HMS Nassau was a 64-gun third rate ship of the line of the Royal Navy, launched on 28 September 1785 by Hilhouse in Bristol.[1]

One of her first ship's surgeons is thought to be John Sylvester Hay. He died young but he was the father of the actress Harriett Litchfield.[2]

During the Nore Mutiny she was commanded by Captain Edward O'Bryen. She was converted for use as a troopship in 1797.[1]

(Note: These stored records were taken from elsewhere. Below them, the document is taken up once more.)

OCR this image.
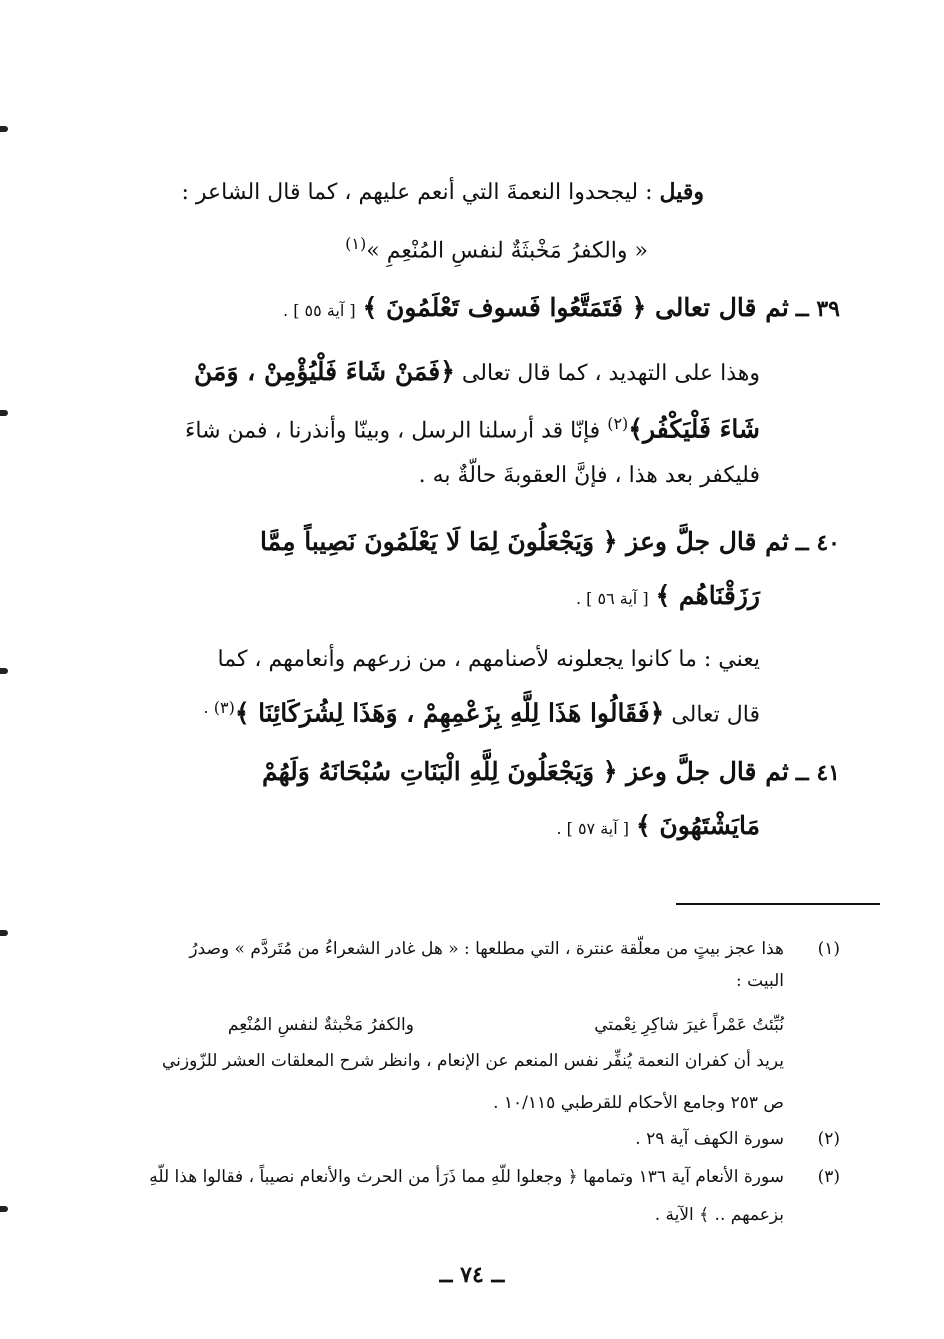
وقيل : ليجحدوا النعمةَ التي أنعم عليهم ، كما قال الشاعر :
« والكفرُ مَخْبثَةٌ لنفسِ المُنْعِمِ »$^{(١)}$
٣٩ ــ ثم قال تعالى ﴿ فَتَمَتَّعُوا فَسوف تَعْلَمُونَ ﴾ [ آية ٥٥ ] .
وهذا على التهديد ، كما قال تعالى ﴿فَمَنْ شَاءَ فَلْيُؤْمِنْ ، وَمَنْ
شَاءَ فَلْيَكْفُر﴾$^{(٢)}$ فإنّا قد أرسلنا الرسل ، وبينّا وأنذرنا ، فمن شاءَ
فليكفر بعد هذا ، فإنَّ العقوبةَ حالّةٌ به .
٤٠ ــ ثم قال جلَّ وعز ﴿ وَيَجْعَلُونَ لِمَا لَا يَعْلَمُونَ نَصِيباً مِمَّا
رَزَقْنَاهُم ﴾ [ آية ٥٦ ] .
يعني : ما كانوا يجعلونه لأصنامهم ، من زرعهم وأنعامهم ، كما
قال تعالى ﴿فَقَالُوا هَذَا لِلَّهِ بِزَعْمِهِمْ ، وَهَذَا لِشُرَكَائِنَا ﴾$^{(٣) .}$
٤١ ــ ثم قال جلَّ وعز ﴿ وَيَجْعَلُونَ لِلَّهِ الْبَنَاتِ سُبْحَانَهُ وَلَهُمْ
مَايَشْتَهُونَ ﴾ [ آية ٥٧ ] .
(١)
هذا عجز بيتٍ من معلّقة عنترة ، التي مطلعها : « هل غادر الشعراءُ من مُتَردَّم » وصدرُ
البيت :
نُبِّئتُ عَمْراً غيرَ شاكِرِ نِعْمتي
والكفرُ مَخْبثةٌ لنفسِ المُنْعِم
يريد أن كفران النعمة يُنفِّر نفس المنعم عن الإنعام ، وانظر شرح المعلقات العشر للزّوزني
ص ٢٥٣ وجامع الأحكام للقرطبي ١٠/١١٥ .
(٢)
سورة الكهف آية ٢٩ .
(٣)
سورة الأنعام آية ١٣٦ وتمامها ﴿ وجعلوا للّهِ مما ذَرَأ من الحرث والأنعام نصيباً ، فقالوا هذا للّهِ
بزعمهم .. ﴾ الآية .
ــ ٧٤ ــ
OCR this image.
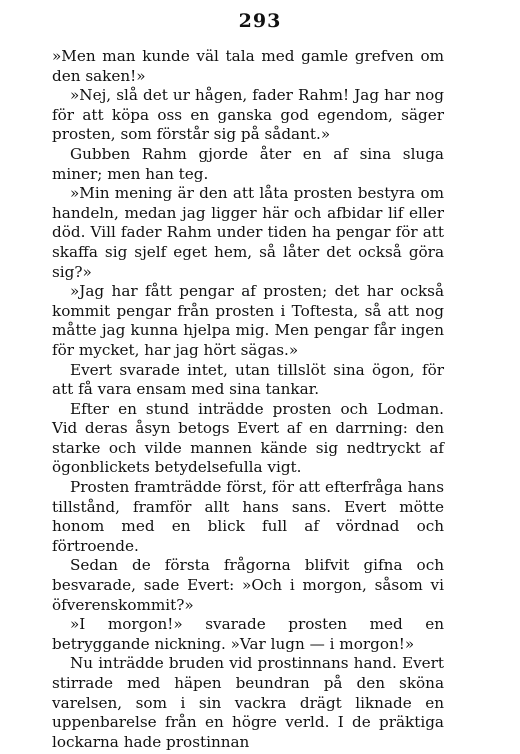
293

»Men man kunde väl tala med gamle grefven om den saken!»

»Nej, slå det ur hågen, fader Rahm! Jag har nog för att köpa oss en ganska god egendom, säger prosten, som förstår sig på sådant.»

Gubben Rahm gjorde åter en af sina sluga miner; men han teg.

»Min mening är den att låta prosten bestyra om handeln, medan jag ligger här och afbidar lif eller död. Vill fader Rahm under tiden ha pengar för att skaffa sig sjelf eget hem, så låter det också göra sig?»

»Jag har fått pengar af prosten; det har också kommit pengar från prosten i Toftesta, så att nog måtte jag kunna hjelpa mig. Men pengar får ingen för mycket, har jag hört sägas.»

Evert svarade intet, utan tillslöt sina ögon, för att få vara ensam med sina tankar.

Efter en stund inträdde prosten och Lodman. Vid deras åsyn betogs Evert af en darrning: den starke och vilde mannen kände sig nedtryckt af ögonblickets betydelsefulla vigt.

Prosten framträdde först, för att efterfråga hans tillstånd, framför allt hans sans. Evert mötte honom med en blick full af vördnad och förtroende.

Sedan de första frågorna blifvit gifna och besvarade, sade Evert: »Och i morgon, såsom vi öfverenskommit?»

»I morgon!» svarade prosten med en betryggande nickning. »Var lugn — i morgon!»

Nu inträdde bruden vid prostinnans hand. Evert stirrade med häpen beundran på den sköna varelsen, som i sin vackra drägt liknade en uppenbarelse från en högre verld. I de präktiga lockarna hade prostinnan
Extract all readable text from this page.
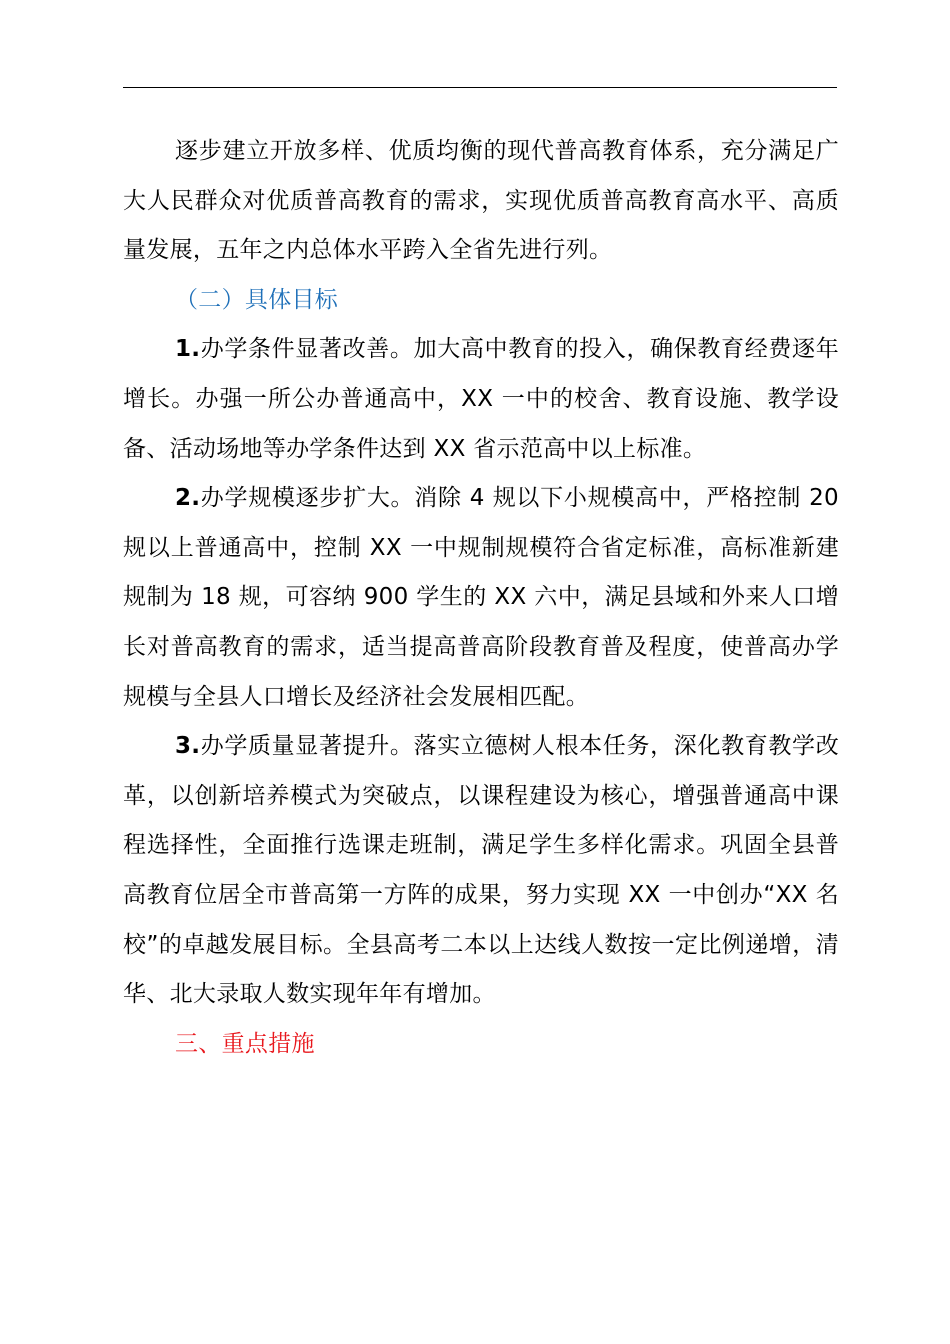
逐步建立开放多样、优质均衡的现代普高教育体系，充分满足广大人民群众对优质普高教育的需求，实现优质普高教育高水平、高质量发展，五年之内总体水平跨入全省先进行列。

（二）具体目标

1.办学条件显著改善。加大高中教育的投入，确保教育经费逐年增长。办强一所公办普通高中，XX 一中的校舍、教育设施、教学设备、活动场地等办学条件达到 XX 省示范高中以上标准。

2.办学规模逐步扩大。消除 4 规以下小规模高中，严格控制 20 规以上普通高中，控制 XX 一中规制规模符合省定标准，高标准新建规制为 18 规，可容纳 900 学生的 XX 六中，满足县域和外来人口增长对普高教育的需求，适当提高普高阶段教育普及程度，使普高办学规模与全县人口增长及经济社会发展相匹配。

3.办学质量显著提升。落实立德树人根本任务，深化教育教学改革，以创新培养模式为突破点，以课程建设为核心，增强普通高中课程选择性，全面推行选课走班制，满足学生多样化需求。巩固全县普高教育位居全市普高第一方阵的成果，努力实现 XX 一中创办“XX 名校”的卓越发展目标。全县高考二本以上达线人数按一定比例递增，清华、北大录取人数实现年年有增加。

三、重点措施
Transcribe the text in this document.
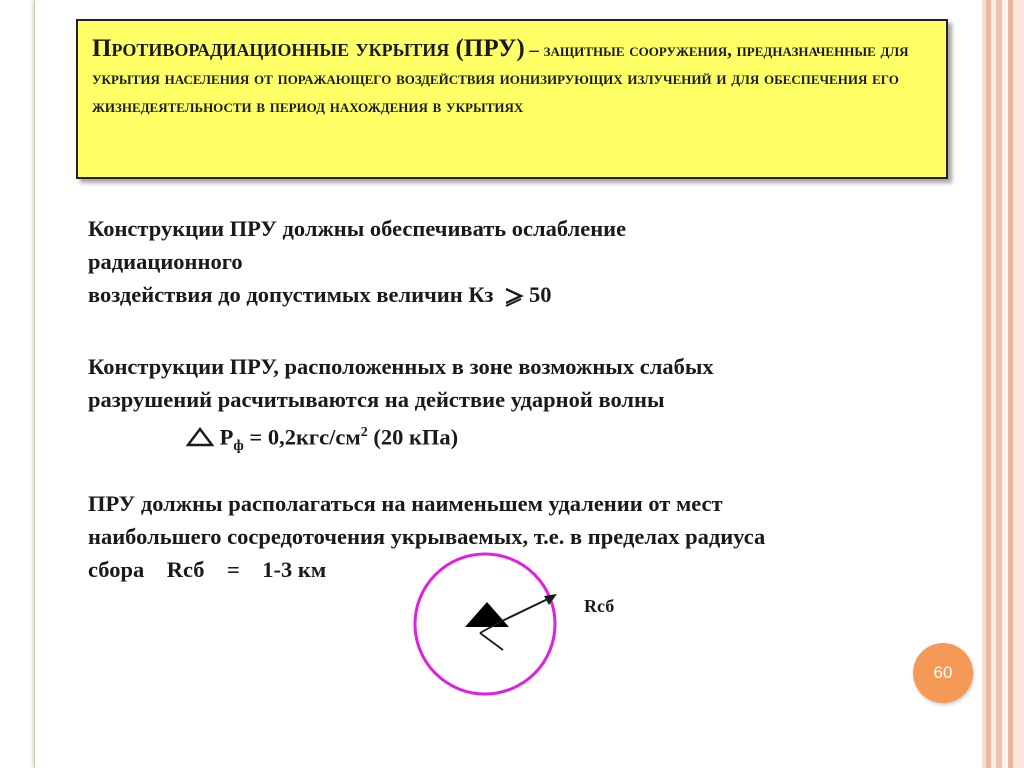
Противорадиационные укрытия (ПРУ) – защитные сооружения, предназначенные для укрытия населения от поражающего воздействия ионизирующих излучений и для обеспечения его жизнедеятельности в период нахождения в укрытиях
Конструкции ПРУ должны обеспечивать ослабление
радиационного
воздействия до допустимых величин Кз 50
Конструкции ПРУ, расположенных в зоне возможных слабых
разрушений расчитываются на действие ударной волны
$Р_ф = 0,2кгс/см^2$ (20 кПа)
ПРУ должны располагаться на наименьшем удалении от мест
наибольшего сосредоточения укрываемых, т.е. в пределах радиуса
сбора    Rсб    =    1-3 км
Rсб
60
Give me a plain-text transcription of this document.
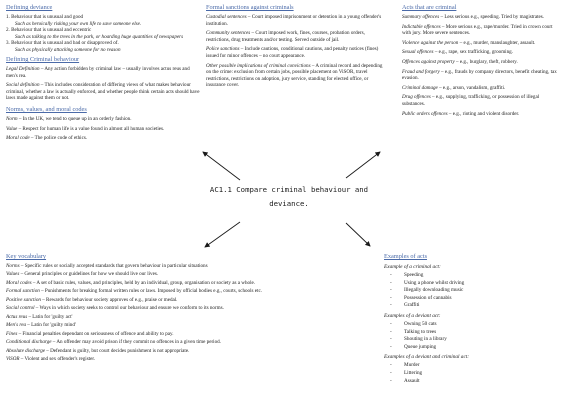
Defining deviance
1. Behaviour that is unusual and good
Such as heroically risking your own life to save someone else.
2. Behaviour that is unusual and eccentric
Such as talking to the trees in the park, or hoarding huge quantities of newspapers
3. Behaviour that is unusual and bad or disapproved of.
Such as physically attacking someone for no reason
Defining Criminal behaviour
Legal Definition – Any action forbidden by criminal law – usually involves actus reus and men's rea.
Social definition – This includes consideration of differing views of what makes behaviour criminal, whether a law is actually enforced, and whether people think certain acts should have laws made against them or not.
Norms, values, and moral codes
Norm – In the UK, we tend to queue up in an orderly fashion.
Value – Respect for human life is a value found in almost all human societies.
Moral code – The police code of ethics.
Formal sanctions against criminals
Custodial sentences – Court imposed imprisonment or detention in a young offender's institution.
Community sentences – Court imposed work, fines, courses, probation orders, restrictions, drug treatments and/or testing. Served outside of jail.
Police sanctions – Include cautions, conditional cautions, and penalty notices (fines) issued for minor offences – no court appearance.
Other possible implications of criminal convictions – A criminal record and depending on the crime: exclusion from certain jobs, possible placement on ViSOR, travel restrictions, restrictions on adoption, jury service, standing for elected office, or insurance cover.
Acts that are criminal
Summary offences – Less serious e.g., speeding. Tried by magistrates.
Indictable offences – More serious e.g., rape/murder. Tried in crown court with jury. More severe sentences.
Violence against the person – e.g., murder, manslaughter, assault.
Sexual offences – e.g., rape, sex trafficking, grooming.
Offences against property – e.g., burglary, theft, robbery.
Fraud and forgery – e.g., frauds by company directors, benefit cheating, tax evasion.
Criminal damage – e.g., arson, vandalism, graffiti.
Drug offences – e.g., supplying, trafficking, or possession of illegal substances.
Public orders offences – e.g., rioting and violent disorder.
AC1.1 Compare criminal behaviour and deviance.
Key vocabulary
Norms – Specific rules or socially accepted standards that govern behaviour in particular situations
Values – General principles or guidelines for how we should live our lives.
Moral codes – A set of basic rules, values, and principles, held by an individual, group, organisation or society as a whole.
Formal sanction – Punishments for breaking formal written rules or laws. Imposed by official bodies e.g., courts, schools etc.
Positive sanction – Rewards for behaviour society approves of e.g., praise or medal.
Social control – Ways in which society seeks to control our behaviour and ensure we conform to its norms.
Actus reus – Latin for 'guilty act'
Men's rea – Latin for 'guilty mind'
Fines – Financial penalties dependant on seriousness of offence and ability to pay.
Conditional discharge – An offender may avoid prison if they commit no offences in a given time period.
Absolute discharge – Defendant is guilty, but court decides punishment is not appropriate.
ViSOR – Violent and sex offender's register.
Examples of acts
Example of a criminal act:
- Speeding
- Using a phone whilst driving
- Illegally downloading music
- Possession of cannabis
- Graffiti
Examples of a deviant act:
- Owning 50 cats
- Talking to trees
- Shouting in a library
- Queue jumping
Examples of a deviant and criminal act:
- Murder
- Littering
- Assault
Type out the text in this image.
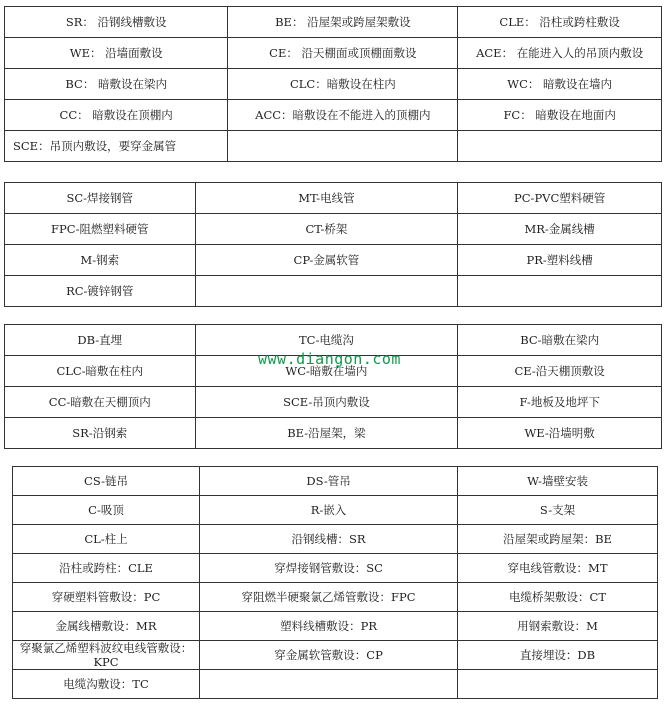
SR： 沿钢线槽敷设	BE： 沿屋架或跨屋架敷设	CLE： 沿柱或跨柱敷设
WE： 沿墙面敷设	CE： 沿天棚面或顶棚面敷设	ACE： 在能进入人的吊顶内敷设
BC： 暗敷设在梁内	CLC：暗敷设在柱内	WC： 暗敷设在墙内
CC： 暗敷设在顶棚内	ACC：暗敷设在不能进入的顶棚内	FC： 暗敷设在地面内
SCE：吊顶内敷设，要穿金属管		
SC-焊接钢管	MT-电线管	PC-PVC塑料硬管
FPC-阻燃塑料硬管	CT-桥架	MR-金属线槽
M-钢索	CP-金属软管	PR-塑料线槽
RC-镀锌钢管		
DB-直埋	TC-电缆沟	BC-暗敷在梁内
CLC-暗敷在柱内	WC-暗敷在墙内	CE-沿天棚顶敷设
CC-暗敷在天棚顶内	SCE-吊顶内敷设	F-地板及地坪下
SR-沿钢索	BE-沿屋架，梁	WE-沿墙明敷
CS-链吊	DS-管吊	W-墙壁安装
C-吸顶	R-嵌入	S-支架
CL-柱上	沿钢线槽：SR	沿屋架或跨屋架：BE
沿柱或跨柱：CLE	穿焊接钢管敷设：SC	穿电线管敷设：MT
穿硬塑料管敷设：PC	穿阻燃半硬聚氯乙烯管敷设：FPC	电缆桥架敷设：CT
金属线槽敷设：MR	塑料线槽敷设：PR	用钢索敷设：M
穿聚氯乙烯塑料波纹电线管敷设：KPC	穿金属软管敷设：CP	直接埋设：DB
电缆沟敷设：TC		
www.diangon.com
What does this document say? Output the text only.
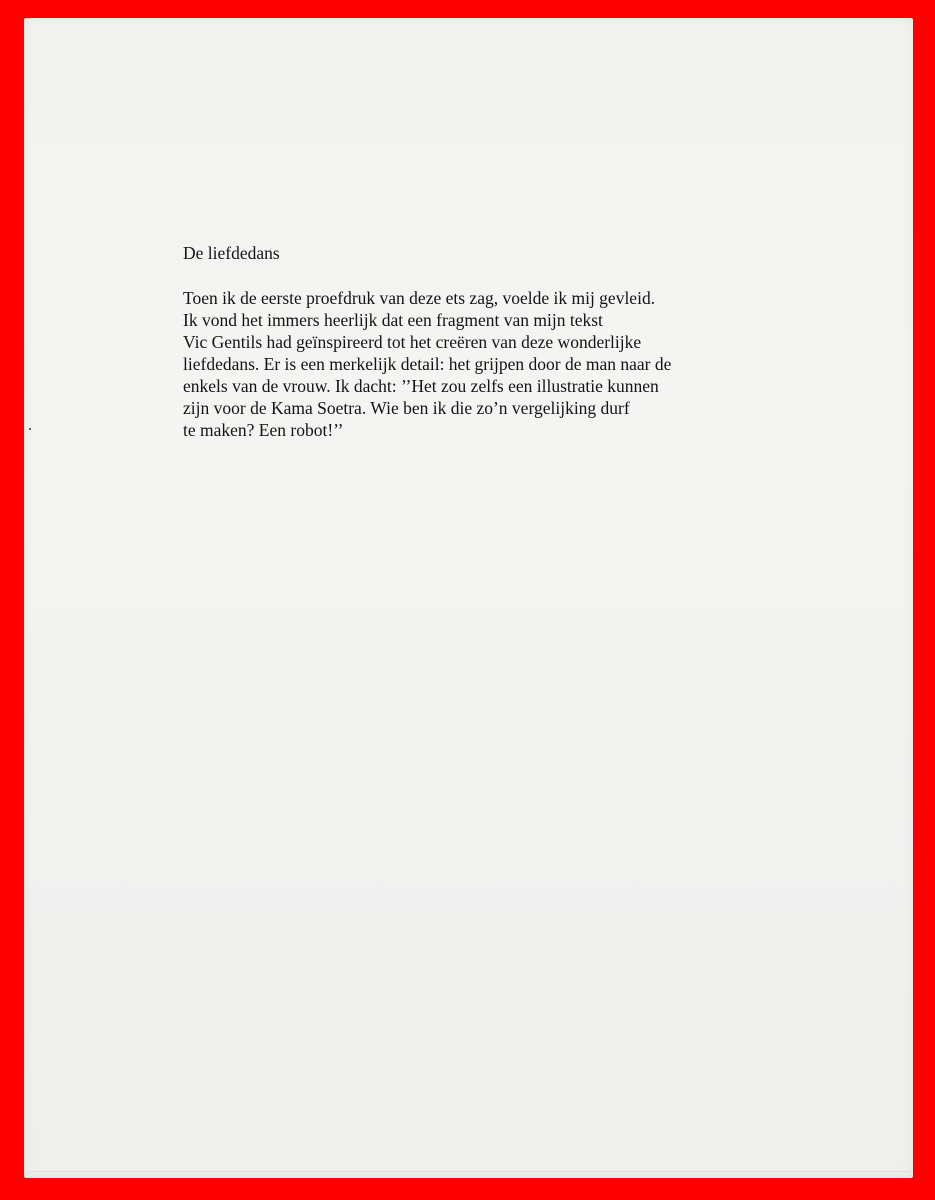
De liefdedans

Toen ik de eerste proefdruk van deze ets zag, voelde ik mij gevleid.
Ik vond het immers heerlijk dat een fragment van mijn tekst
Vic Gentils had geïnspireerd tot het creëren van deze wonderlijke
liefdedans. Er is een merkelijk detail: het grijpen door de man naar de
enkels van de vrouw. Ik dacht: ’’Het zou zelfs een illustratie kunnen
zijn voor de Kama Soetra. Wie ben ik die zo’n vergelijking durf
te maken? Een robot!’’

Nassau was wrecked on the Kicks sandbar off Texel, the Netherlands, on 14 October 1799, there being 205 survivors and about 100 lives lost.[3]

Notes

  1. ^ a b c Lavery, Ships of the Line, vol. 1, p. 181.
  2. ^ K. A. Crouch, ‘Litchfield, Harriett (1777–1854)’, Oxford Dictionary of National Biography, Oxford University Press, 2004; online edn, Jan 2008 accessed 1 Feb 2015
  3. ^ The Reading Mercury and Oxford Gazette, 11 November 1799

References

  • Lavery, Brian (1983) The Ship of the Line - Volume 1: The development of the battlefleet 1650-1850. Conway Maritime Press. ISBN 0-85177-252-8.